O ano era 1996. O Brasil parava para ver Michael Jackson caminhar entre o povo, cantar nas vielas, dançar sobre as lajes. Em meio ao calor do Rio de Janeiro e à energia efervescente de Salvador, uma figura se destacava entre câmeras e seguranças: Glória Maria. Designada para cobrir a passagem do Rei do Pop para o “Fantástico”, a jornalista não imaginava que viveria um dos encontros mais marcantes de sua carreira — e da cultura pop brasileira.

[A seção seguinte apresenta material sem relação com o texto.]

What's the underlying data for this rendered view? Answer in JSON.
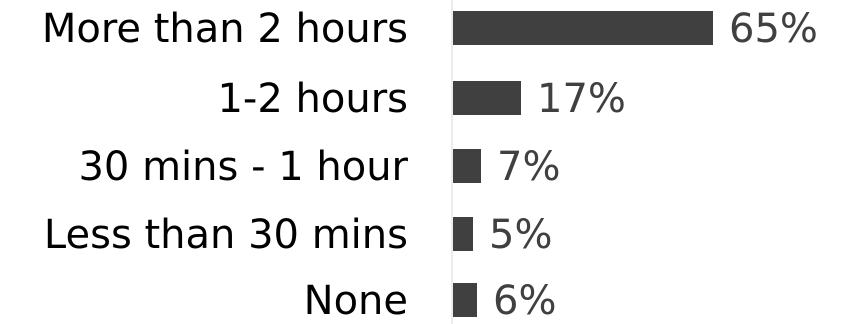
{
  "chart_data": {
    "type": "bar",
    "orientation": "horizontal",
    "categories": [
      "More than 2 hours",
      "1-2 hours",
      "30 mins - 1 hour",
      "Less than 30 mins",
      "None"
    ],
    "values": [
      65,
      17,
      7,
      5,
      6
    ],
    "value_labels": [
      "65%",
      "17%",
      "7%",
      "5%",
      "6%"
    ],
    "unit": "%",
    "xlim": [
      0,
      100
    ],
    "grid": false,
    "legend": "none",
    "colors": {
      "bar": "#404040",
      "axis": "#d9d9d9",
      "category_text": "#000000",
      "value_text": "#404040"
    }
  }
}
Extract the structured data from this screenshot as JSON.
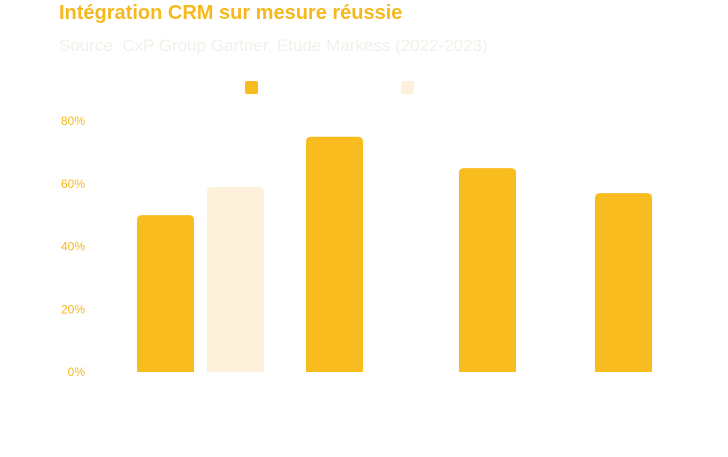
{
  "title": "Intégration CRM sur mesure réussie",
  "subtitle": "Source :CxP Group Gartner, Etude Markess (2022-2023)",
  "colors": {
    "primary": "#F9BC1E",
    "secondary": "#FDF1DC",
    "axis_text": "#F5B91E",
    "title": "#F5B91E",
    "subtitle": "#F3F0EA"
  },
  "chart_data": {
    "type": "bar",
    "categories": [
      "",
      "",
      "",
      ""
    ],
    "series": [
      {
        "name": "",
        "values": [
          50,
          75,
          65,
          57
        ]
      },
      {
        "name": "",
        "values": [
          59,
          null,
          null,
          null
        ]
      }
    ],
    "yticks": [
      "0%",
      "20%",
      "40%",
      "60%",
      "80%"
    ],
    "ylim": [
      0,
      80
    ],
    "grid": false,
    "legend": "top-center"
  }
}
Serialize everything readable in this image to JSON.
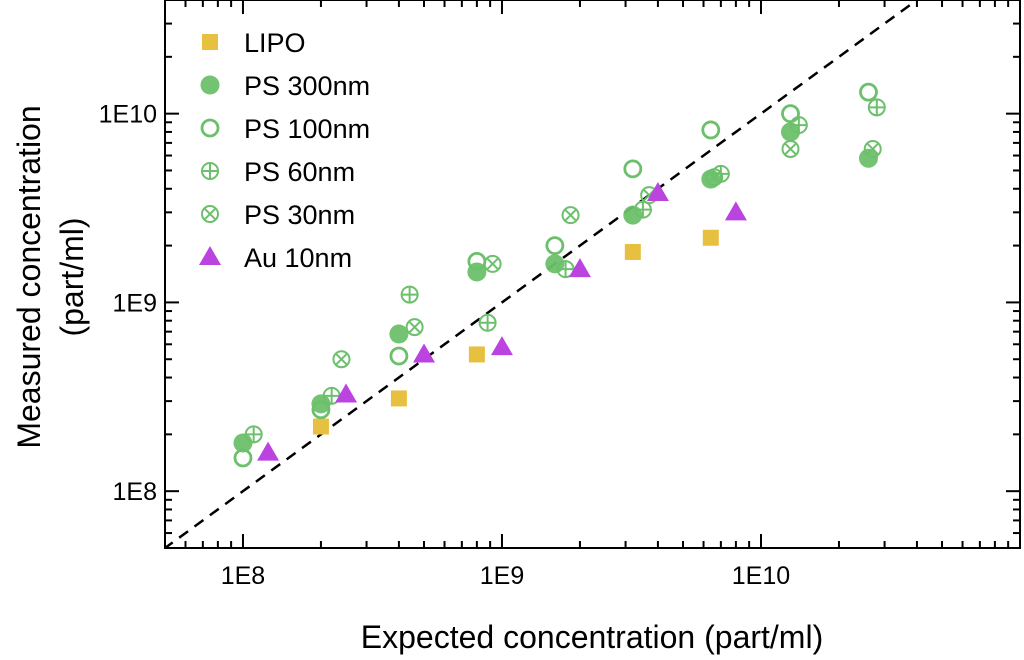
{
  "chart_data": {
    "type": "scatter",
    "xlabel": "Expected concentration (part/ml)",
    "ylabel_lines": [
      "Measured concentration",
      "(part/ml)"
    ],
    "xscale": "log",
    "yscale": "log",
    "xlim": [
      50000000.0,
      100000000000.0
    ],
    "ylim": [
      50000000.0,
      40000000000.0
    ],
    "x_ticks": [
      {
        "value": 100000000.0,
        "label": "1E8"
      },
      {
        "value": 1000000000.0,
        "label": "1E9"
      },
      {
        "value": 10000000000.0,
        "label": "1E10"
      }
    ],
    "y_ticks": [
      {
        "value": 100000000.0,
        "label": "1E8"
      },
      {
        "value": 1000000000.0,
        "label": "1E9"
      },
      {
        "value": 10000000000.0,
        "label": "1E10"
      }
    ],
    "grid": false,
    "legend_position": "top-left",
    "reference_line": {
      "style": "dashed",
      "color": "#000000",
      "relation": "y = x"
    },
    "series": [
      {
        "name": "LIPO",
        "marker": "square",
        "color": "#E8C040",
        "points": [
          [
            200000000.0,
            220000000.0
          ],
          [
            400000000.0,
            310000000.0
          ],
          [
            800000000.0,
            530000000.0
          ],
          [
            3200000000.0,
            1850000000.0
          ],
          [
            6400000000.0,
            2200000000.0
          ]
        ]
      },
      {
        "name": "PS 300nm",
        "marker": "filled-circle",
        "color": "#6CC06C",
        "points": [
          [
            100000000.0,
            180000000.0
          ],
          [
            200000000.0,
            290000000.0
          ],
          [
            400000000.0,
            680000000.0
          ],
          [
            800000000.0,
            1450000000.0
          ],
          [
            1600000000.0,
            1600000000.0
          ],
          [
            3200000000.0,
            2900000000.0
          ],
          [
            6400000000.0,
            4500000000.0
          ],
          [
            13000000000.0,
            8000000000.0
          ],
          [
            26000000000.0,
            5800000000.0
          ]
        ]
      },
      {
        "name": "PS 100nm",
        "marker": "open-circle",
        "color": "#6CC06C",
        "points": [
          [
            100000000.0,
            150000000.0
          ],
          [
            200000000.0,
            270000000.0
          ],
          [
            400000000.0,
            520000000.0
          ],
          [
            800000000.0,
            1650000000.0
          ],
          [
            1600000000.0,
            2000000000.0
          ],
          [
            3200000000.0,
            5100000000.0
          ],
          [
            6400000000.0,
            8200000000.0
          ],
          [
            13000000000.0,
            10000000000.0
          ],
          [
            26000000000.0,
            13000000000.0
          ]
        ]
      },
      {
        "name": "PS 60nm",
        "marker": "circle-plus",
        "color": "#6CC06C",
        "points": [
          [
            110000000.0,
            200000000.0
          ],
          [
            220000000.0,
            320000000.0
          ],
          [
            440000000.0,
            1100000000.0
          ],
          [
            880000000.0,
            780000000.0
          ],
          [
            1760000000.0,
            1500000000.0
          ],
          [
            3500000000.0,
            3100000000.0
          ],
          [
            7000000000.0,
            4800000000.0
          ],
          [
            14000000000.0,
            8700000000.0
          ],
          [
            28000000000.0,
            10800000000.0
          ]
        ]
      },
      {
        "name": "PS 30nm",
        "marker": "circle-x",
        "color": "#6CC06C",
        "points": [
          [
            240000000.0,
            500000000.0
          ],
          [
            460000000.0,
            740000000.0
          ],
          [
            920000000.0,
            1600000000.0
          ],
          [
            1840000000.0,
            2900000000.0
          ],
          [
            3700000000.0,
            3700000000.0
          ],
          [
            6600000000.0,
            4600000000.0
          ],
          [
            13000000000.0,
            6500000000.0
          ],
          [
            27000000000.0,
            6500000000.0
          ]
        ]
      },
      {
        "name": "Au 10nm",
        "marker": "triangle",
        "color": "#BB44E0",
        "points": [
          [
            125000000.0,
            160000000.0
          ],
          [
            250000000.0,
            325000000.0
          ],
          [
            500000000.0,
            530000000.0
          ],
          [
            1000000000.0,
            580000000.0
          ],
          [
            2000000000.0,
            1500000000.0
          ],
          [
            4000000000.0,
            3800000000.0
          ],
          [
            8000000000.0,
            3000000000.0
          ]
        ]
      }
    ]
  }
}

Naquele cenário improvisado do Morro Dona Marta, com o batuque da percussão ecoando no ar e a curiosidade da comunidade em festa, Glória descrevia um Michael diferente daquele que o mundo via nos tabloides. “Simples, simpático, paciente”, ela dizia, em contraste com a imagem de um astro exigente e recluso. Ali, entre becos e telhados, surgia um Michael Jackson real, humano, quase tímido — e profundamente curioso sobre a alma brasileira.

Apesar das câmeras do programa não registrarem uma entrevista formal, Glória viveu um momento único. Foi Michael quem a abordou, quem se interessou por sua história. No Pelourinho, ele a viu sendo acolhida pelo povo e decidiu: “vamos conversar no Rio”. E assim, no improviso do destino, nasceu um diálogo raro — sem script, sem estrelismo. Era o ídolo global querendo entender o Brasil pelos olhos de uma mulher negra que venceu preconceitos.

“Ele me entrevistou”, disse Glória anos depois, ao recordar o momento. Foram vinte minutos de conversa onde o astro perguntava, ouvia, absorvia. Queria saber das raízes de Glória, da luta contra o racismo, das cicatrizes sociais do Brasil. E foi ali, entre uma resposta e outra, que o mito ganhou carne e osso: um homem franzino, coberto por uma pele tão fina que deixava à mostra as marcas do vitiligo. Um corpo marcado por dores físicas e simbólicas.

Para Glória, que tocou o braço de Michael com cuidado e reverência, caiu por terra a narrativa sensacionalista do “embranquecimento proposital”. “Senti vergonha por ter acreditado em algo tão raso”, confessou. Naquele instante íntimo, entre jornalistas e dançarinos, entre câmeras e abraços, ela enxergou um homem cansado de ser mal interpretado. Um homem que, no fundo, só queria ser compreendido.

O ápice veio sem roteiro. Ao final da gravação, enquanto Glória encerrava sua matéria com palavras de surpresa e encanto, Michael a olhava em silêncio — “com cara de bobo”, ela brincou. Foi então que ele a puxou num gesto espontâneo, disse “I love you, Brazil”. Um beijo, um gesto de entrega. O homem por trás do ícone, presente e afetuoso.

Glória saiu transformada. Com seu olhar afiado de repórter e sua sensibilidade rara, ela decifrou o que tantos não conseguiam: Michael Jackson não era só o artista extravagante, mas alguém ferido por dentro, movido pela empatia e fascinado pela alma popular. “Ele era frágil, sem frescura, sem nojo de gente”, disse. E talvez ninguém tenha traduzido melhor o Michael do Brasil do que Glória Maria.

Essa história, feita de minutos e memórias, permanece como uma joia do jornalismo e da cultura. Um encontro improvável, que revelou o coração de um astro e o brilho de uma jornalista inesquecível.

2 Comments

  1. Momento unoco e memorável, o encontro entre o maior showman do planeta e a jornalista mais sensível do Brasil. Naquele verão de 1996, quando se anunciou que o clipe “They don’t care about us” , foi uma verdadeira catarse, como se um meteoro passasse pelas terras brasileiras., e ninguém melhor que Gloria Maria para captar o momento uma vez que ambos tiveram historias parecidas: vieram da pobreza, a questão racial, a superação de limites e a chegada ao sucesso. Foi como um encontro de almas, um se identificando com o outro. Michael se sentiu um pouco brasileiro. É como se fossem velhos conhecidos. Saudades do Michael e saudades da Glória.

  2. Quanto mais ouço sobre Michael…tantos depoimentos incríveis como esse da nossa querida Glória! Mais o meu amor se fortalece…só aumenta com o passar dos anos…minha admiração e meu respeito. Michael Jackson amor eterno!